EOG Glacier C is ~ 1500' away from Lavender Thiede well

EOG Glacier C well Gonzales County Texas is near our family’s Lavender Thiede well, operator Penn Virginia.

I’m concerned.

Any advice on how to proceed would be greatly appreciated.

Is the new well a horizontal well? Is your well vertical or horizontal ?

New well is horizontal on 220 acres, my well is vertical. I am new to getting involved. My dad was David Thiede and he worked with Penn Virginia to try to get to move forward on fracing without success… yet. It seems like our operator, Penn Virginia is not acting in our best interest, but I could be wrong.

Don’t confuse the surface location with the whole well path. The wells can be rather close together and not impact (or impact) each other. Depends upon if they are in the same reservoir.

Have no idea if Penn is working in your best interest or not; but, IMHO, Penn is one of the big boys, so they will do their best to keep EOG from pumping their oil. With that said, 1500 feet is a long way from your well, so they could legally drill much closer. First, even thought the drilling rules don’t favor the mineral owner, the RRC has some set back rules to help with your concerns; but, still much less than 1500 feet. To add to this, I doubt very seriously that EOG is drilling a horizontal well on 220 acres. If they are, that is extremely rare. They may be drilling on a 220 acre surface tract; but, I suspect they have pooled other acreage so they can drill a decent lateral length.

according to rail road commission our Penn virginia wells are horizontal wells but are not active - if the legend and icons are correct

also it appears that the EOG well runs south through non-EOG owned properties but not north - the location of our wells, so perhaps it isn’t as bad as I think

EOG well value is an estimated “$3+ million per month for an 5 percent interest owner” and ~ 1300 feet away our well is bringing in a few thousand a month - per ShaleXP

Yes, it is likely that EOG has pooling agreements with neighboring leases. My dad was a petroleum engineer so I am familiar with horizontal wells and how surface does not equate to sub-surface activity. I also know that 1200’ is the pooling agreement space between wells and Glacier C is actually 1300’ from the Lavender Thiede well. EOG is creating a low pressure reservoir that siphons reserves from surrounding property and that is perfectly legal. My concern is that Penn Virginia has only held the lease with the minimal agreed production, are not doing anything to defend the oil on our lease by drilling an offset well nor commencing with horizontal drilling and fracing. I disagree with Penn Virginia’s strategy. What are my options?

Not sure if this helps at all, but PV is not in the best financial state at the moment. Following their failed merger, and stock price being near the 52 week low. They are most likely looking for a new suitor, they have already filed for bankruptcy in the past and with the DNR Merger dead, they are in a cash flow crisis. I wouldn’t expect any action out of PV at the moment, it appears they are working on boosting their portfolio to find a new merger/acquisition deal. And I am saying this having worked 15+ years in the industry, a stock owner in PV, and a current royalty owner and mineral buyer in the area. There is very little confidence in PV in the play at this time.

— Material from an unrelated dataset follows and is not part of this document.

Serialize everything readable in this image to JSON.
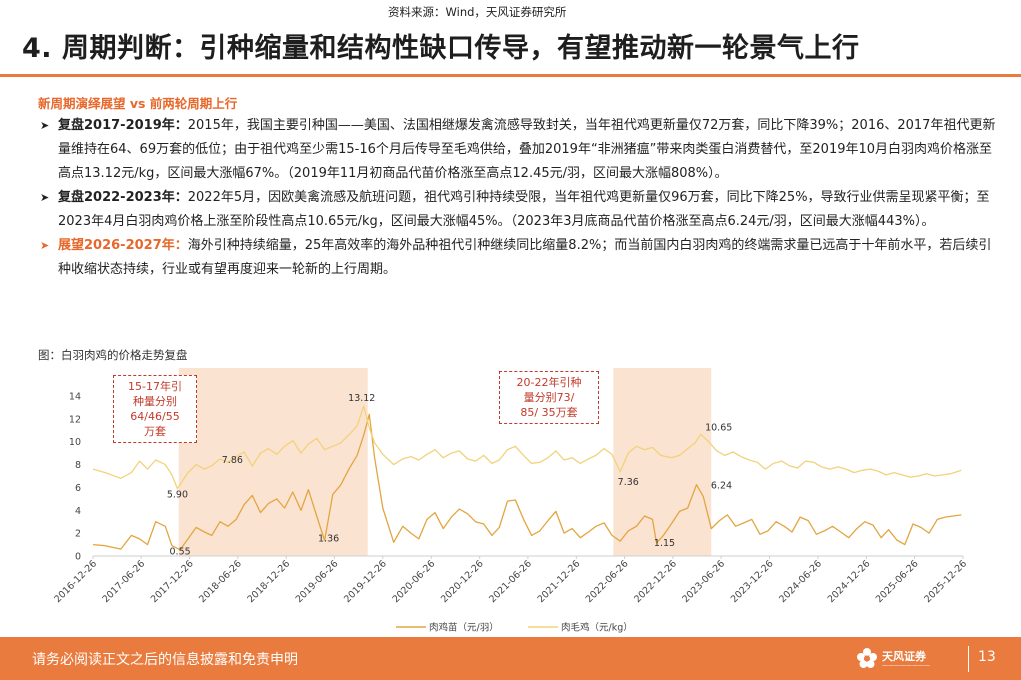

Thank you for taking time to reply. I wondered if PV was struggling financially. Even so, their staff have been great about helping us transfer ownership in the wells.

I hope to continue lobbying for drilling the Eagle Ford on our leases by hiring a land man or lawyer to assist me. Any tips or suggestions would be greatly appreciated.

Without a continuous drilling clause in your original OGL, I’m not sure any level of lobbying for drilling your leases will help. Once your held by production, its on the oil companies timeline on when and where they drill. With Oil futures predictions right now not showing a heavy upward swing, the likelihood of seeing activity is slim. Most market analysis would tell you we are more likely to see oil in the $30s than the $70s. All oil companies are going to drill for economics, as their shareholders are all calling for seeing green on the ledger. So until we see oil get a significant boost you are going to see rig counts shrink. The big guys can still drill and be profitable if they have a nice spot, but the little guys have to tighten their belts and pick their rig placing carefully. As writing this PV only has one new rig up since August in Gonzales- API-42-177-34195 in the Cannonade Springs Unit, which is a sure sign of the times. Again I believe and others I have spoke with that PV is trying to fluff their portfolio and look for a new buyout/merger since the death of the DNR deal.